I left the sensors alone. “What?”

“ Novem Soles.” He said the words so softly I wasn’t sure I heard.

“What?”

“Have you heard that term before?”

“ Novem Soles? Sounds Latin. Novem is ‘nine,’ what is Soles?”

“Suns. Nine suns. Did Lucy ever use those words with you, ever mention them?”

This wasn’t a casual question. I stopped and I considered. He watched me. “No. What does it mean?” It sounded silly. But the Company gave computer-selected codes to every job, operation, or project, and this sounded like one of those code names. Nine suns? It meant nothing to me.

He studied me, and I wondered if the sensors on my chest were being monitored to see if I was lying. Howell smiled. “It means let’s go eat that good dinner.”

He went to the door and the nurse came in. She removed the catheter and the sensors and put the IV on a trolley. She helped me into a robe. I was weak and now starving, and I shuddered at the thought of accepting these bastards’ kindnesses. Food on a plate. Edible food, not the slop they’d given me. I’d eat it. I needed my strength.

I stood up from the bed.
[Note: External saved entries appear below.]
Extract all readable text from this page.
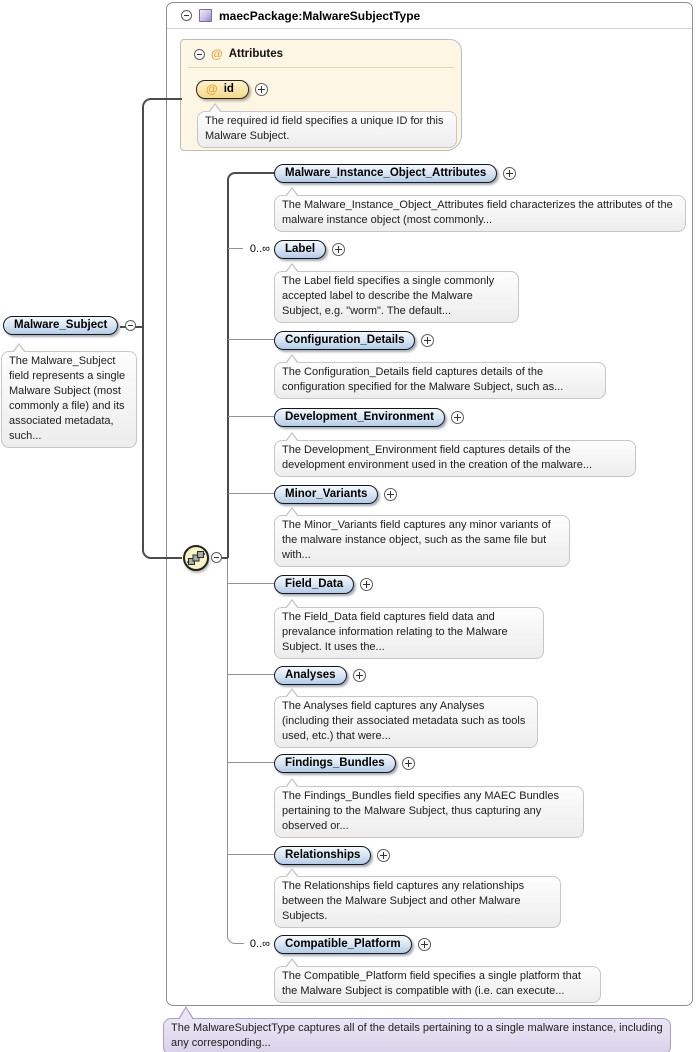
maecPackage:MalwareSubjectType
@ Attributes
@ id
The required id field specifies a unique ID for this Malware Subject.
Malware_Subject
The Malware_Subject field represents a single Malware Subject (most commonly a file) and its associated metadata, such...
Malware_Instance_Object_Attributes
The Malware_Instance_Object_Attributes field characterizes the attributes of the malware instance object (most commonly...
0..∞	Label
The Label field specifies a single commonly accepted label to describe the Malware Subject, e.g. "worm". The default...
Configuration_Details
The Configuration_Details field captures details of the configuration specified for the Malware Subject, such as...
Development_Environment
The Development_Environment field captures details of the development environment used in the creation of the malware...
Minor_Variants
The Minor_Variants field captures any minor variants of the malware instance object, such as the same file but with...
Field_Data
The Field_Data field captures field data and prevalance information relating to the Malware Subject. It uses the...
Analyses
The Analyses field captures any Analyses (including their associated metadata such as tools used, etc.) that were...
Findings_Bundles
The Findings_Bundles field specifies any MAEC Bundles pertaining to the Malware Subject, thus capturing any observed or...
Relationships
The Relationships field captures any relationships between the Malware Subject and other Malware Subjects.
0..∞	Compatible_Platform
The Compatible_Platform field specifies a single platform that the Malware Subject is compatible with (i.e. can execute...
The MalwareSubjectType captures all of the details pertaining to a single malware instance, including any corresponding...
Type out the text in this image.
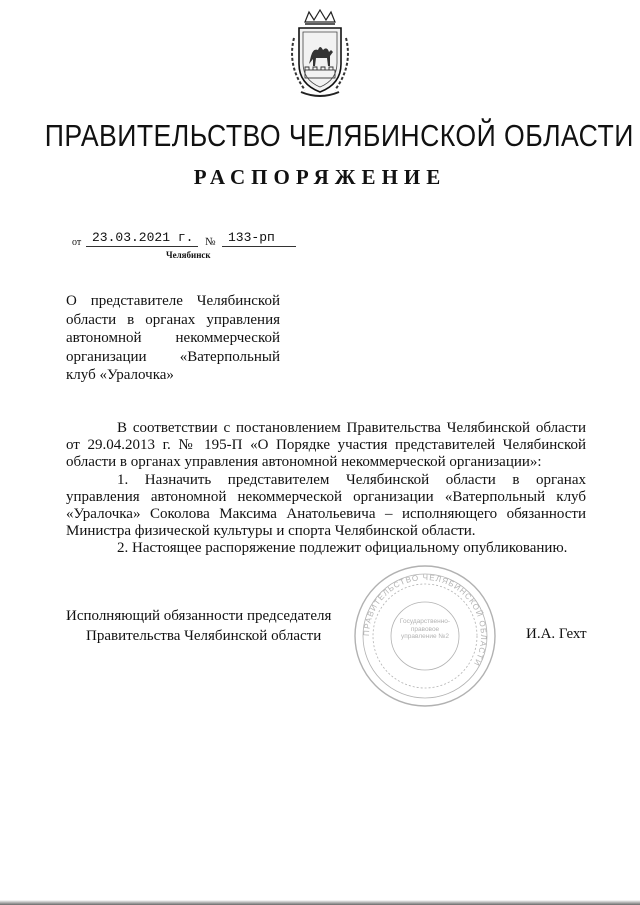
ПРАВИТЕЛЬСТВО ЧЕЛЯБИНСКОЙ ОБЛАСТИ
РАСПОРЯЖЕНИЕ
от 23.03.2021 г. № 133-рп
Челябинск
О представителе Челябинской области в органах управления автономной некоммерческой организации «Ватерпольный клуб «Уралочка»

В соответствии с постановлением Правительства Челябинской области от 29.04.2013 г. № 195-П «О Порядке участия представителей Челябинской области в органах управления автономной некоммерческой организации»:

1. Назначить представителем Челябинской области в органах управления автономной некоммерческой организации «Ватерпольный клуб «Уралочка» Соколова Максима Анатольевича – исполняющего обязанности Министра физической культуры и спорта Челябинской области.

2. Настоящее распоряжение подлежит официальному опубликованию.

ПРАВИТЕЛЬСТВО ЧЕЛЯБИНСКОЙ ОБЛАСТИ
Государственно-правовое управление №2
Исполняющий обязанности председателя
Правительства Челябинской области	И.А. Гехт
Howell offered a steadying arm and I shook it away. Fine, I would take their food and their clothes and their false solicitude and I would get back on my feet. But I had no illusions. I was not Howell’s friend, or someone that he wanted to help, who might ever get his life or his job back. His words it didn’t happen rankled in my ear.

They hadn’t found Lucy in these long months, or the man with the question-mark scar. So they still needed me. Howell and his superiors had found something called Novem Soles, whatever that was, and they thought putting me back out in the real world might lead them to it.